Ebola en RDC : le Royaume-Uni débloque 26 millions USD et exige un accès humanitaire total

Photo d’illustration

L’est de la République démocratique du Congo (RDC) fait face à une crise humanitaire sans précédent, exacerbée par une nouvelle flambée épidémique d’Ebola. Les provinces du Nord-Kivu, du Sud-Kivu et de l’Ituri sont particulièrement touchées, créant une situation des plus préoccupantes. Lors d’une session du Conseil de sécurité des Nations unies dédiée à la RDC, le Royaume-Uni, par la voix de sa ministre conseillère Jennifer MacNaughtan, a exprimé sa profonde inquiétude face à cette double tragédie.

La diplomate britannique a salué la réactivité des autorités congolaises face à cette urgence sanitaire, tout en reconnaissant le rôle crucial de la Mission de l’Organisation des Nations unies pour la stabilisation en RDC (MONUSCO) dans l’acheminement des ressources vitales vers les zones sinistrées. Londres a également confirmé son engagement financier substantiel pour appuyer la riposte contre l’épidémie.

« Nous saluons la prompte réaction de la République démocratique du Congo et nous nous félicitons des efforts déployés par la MONUSCO pour garantir que les fournitures essentielles puissent parvenir aux zones affectées. Le Royaume-Uni a alloué jusqu’à 26 millions de dollars pour soutenir la lutte contre Ebola », a affirmé Jennifer MacNaughtan ce vendredi 26 juin.

La représentante britannique a souligné l’étroite collaboration de son pays avec les instances congolaises, les partenaires internationaux tels que l’Organisation mondiale de la Santé (OMS) et le CDC Afrique, ainsi qu’avec les gouvernements des pays voisins. Cette coopération vise à renforcer la coordination de la réponse, la surveillance épidémiologique, les stratégies de confinement et les capacités de préparation face à la maladie.

Malgré la gravité de l’épidémie d’Ebola, l’est de la RDC reste le théâtre de violents affrontements entre divers groupes armés, incluant la rébellion de l’AFC/M23, soutenue par le Rwanda, et les forces gouvernementales. Dans ce contexte de conflit persistant, le Royaume-Uni a lancé un appel vibrant à toutes les parties prenantes pour qu’elles garantissent un accès humanitaire total, sécurisé et sans entrave aux populations en détresse.

« Nous exhortons toutes les parties à assurer un accès humanitaire complet et sans obstacle, en stricte conformité avec le droit international, afin de permettre cette intervention de santé publique d’une importance capitale », a martelé Jennifer MacNaughtan au nom du Royaume-Uni.

La propagation continue de l’épidémie d’Ebola dans les régions orientales de la République démocratique du Congo, déjà minées par les conflits armés, les déplacements massifs de populations et une insécurité chronique, aggrave considérablement la situation. Les communautés subissent des perturbations croissantes, notamment une diminution de l’accès aux marchés, aux moyens de subsistance et aux services de base. Parallèlement, les infrastructures de santé sont sous une pression extrême et luttent pour garantir une réponse rapide et efficace.

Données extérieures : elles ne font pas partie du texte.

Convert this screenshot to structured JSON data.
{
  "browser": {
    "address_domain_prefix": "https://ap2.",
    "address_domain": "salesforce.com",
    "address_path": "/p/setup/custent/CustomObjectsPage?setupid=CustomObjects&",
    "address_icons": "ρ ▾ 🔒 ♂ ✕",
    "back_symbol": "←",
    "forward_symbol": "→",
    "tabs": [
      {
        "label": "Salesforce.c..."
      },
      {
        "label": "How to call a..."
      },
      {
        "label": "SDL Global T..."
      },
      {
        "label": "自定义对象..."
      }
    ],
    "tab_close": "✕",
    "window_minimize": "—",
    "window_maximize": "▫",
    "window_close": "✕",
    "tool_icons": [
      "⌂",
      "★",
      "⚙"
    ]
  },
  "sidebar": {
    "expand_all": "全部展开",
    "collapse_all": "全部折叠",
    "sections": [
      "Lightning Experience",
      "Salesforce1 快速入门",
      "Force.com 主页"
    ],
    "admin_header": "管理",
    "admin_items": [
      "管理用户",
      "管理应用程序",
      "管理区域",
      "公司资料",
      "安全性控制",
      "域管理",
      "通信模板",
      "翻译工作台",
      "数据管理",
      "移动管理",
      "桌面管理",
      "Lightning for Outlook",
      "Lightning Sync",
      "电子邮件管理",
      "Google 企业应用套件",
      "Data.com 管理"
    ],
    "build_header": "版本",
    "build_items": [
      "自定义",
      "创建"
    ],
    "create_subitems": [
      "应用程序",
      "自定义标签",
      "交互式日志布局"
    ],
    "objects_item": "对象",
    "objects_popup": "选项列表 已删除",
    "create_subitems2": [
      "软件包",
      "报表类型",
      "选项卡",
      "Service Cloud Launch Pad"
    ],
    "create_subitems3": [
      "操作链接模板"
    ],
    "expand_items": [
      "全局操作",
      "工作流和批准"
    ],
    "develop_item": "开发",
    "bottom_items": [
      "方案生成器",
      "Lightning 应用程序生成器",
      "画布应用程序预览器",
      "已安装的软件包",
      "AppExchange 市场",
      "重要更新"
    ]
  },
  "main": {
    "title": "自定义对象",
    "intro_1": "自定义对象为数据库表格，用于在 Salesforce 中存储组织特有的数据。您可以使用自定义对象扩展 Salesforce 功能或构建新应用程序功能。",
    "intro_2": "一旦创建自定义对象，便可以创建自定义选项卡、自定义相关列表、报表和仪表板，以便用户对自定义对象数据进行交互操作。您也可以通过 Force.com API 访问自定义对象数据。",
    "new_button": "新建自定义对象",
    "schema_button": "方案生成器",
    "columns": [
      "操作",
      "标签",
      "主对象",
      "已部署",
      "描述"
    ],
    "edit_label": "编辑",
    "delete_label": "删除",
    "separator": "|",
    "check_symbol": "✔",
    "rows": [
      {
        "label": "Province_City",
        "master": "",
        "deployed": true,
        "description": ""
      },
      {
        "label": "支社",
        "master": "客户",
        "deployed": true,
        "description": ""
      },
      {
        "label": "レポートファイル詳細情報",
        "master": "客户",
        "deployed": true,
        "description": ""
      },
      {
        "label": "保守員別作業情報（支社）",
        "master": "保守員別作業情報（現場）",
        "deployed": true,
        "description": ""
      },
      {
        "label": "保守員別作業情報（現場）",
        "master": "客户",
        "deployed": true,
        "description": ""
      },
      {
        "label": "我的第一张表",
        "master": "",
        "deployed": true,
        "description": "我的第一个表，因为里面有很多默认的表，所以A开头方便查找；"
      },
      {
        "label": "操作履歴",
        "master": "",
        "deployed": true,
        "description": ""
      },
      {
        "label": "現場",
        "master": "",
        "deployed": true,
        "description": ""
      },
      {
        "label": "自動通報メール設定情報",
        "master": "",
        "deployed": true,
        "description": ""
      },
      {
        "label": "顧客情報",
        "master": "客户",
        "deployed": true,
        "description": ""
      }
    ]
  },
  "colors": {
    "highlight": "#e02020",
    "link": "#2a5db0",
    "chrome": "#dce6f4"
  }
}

Pour de nombreux partenaires de la RDC et organisations humanitaires, une réponse efficace exige un accès sécurisé aux zones affectées par l’insécurité et les déplacements. Il est également impératif de maintenir une surveillance rigoureuse aux points d’entrée, qu’ils soient officiels ou informels, et de diffuser des informations sanitaires claires, précises et fiables. Dans certaines régions, l’insécurité et les agressions contre le personnel de santé ont gravement entravé les opérations de riposte, notamment la détection des cas et le suivi des contacts.

Face à ce tableau alarmant, les autorités congolaises maintiennent une position rassurante, écartant tout discours alarmiste. Elles mettent en avant les efforts considérables déployés, en collaboration avec les partenaires nationaux et internationaux, pour endiguer l’épidémie. Elles rappellent également l’expertise accumulée par le pays dans la gestion des crises sanitaires, la RDC ayant déjà vaincu seize précédentes épidémies d’Ebola grâce à des opérations de riposte d’envergure.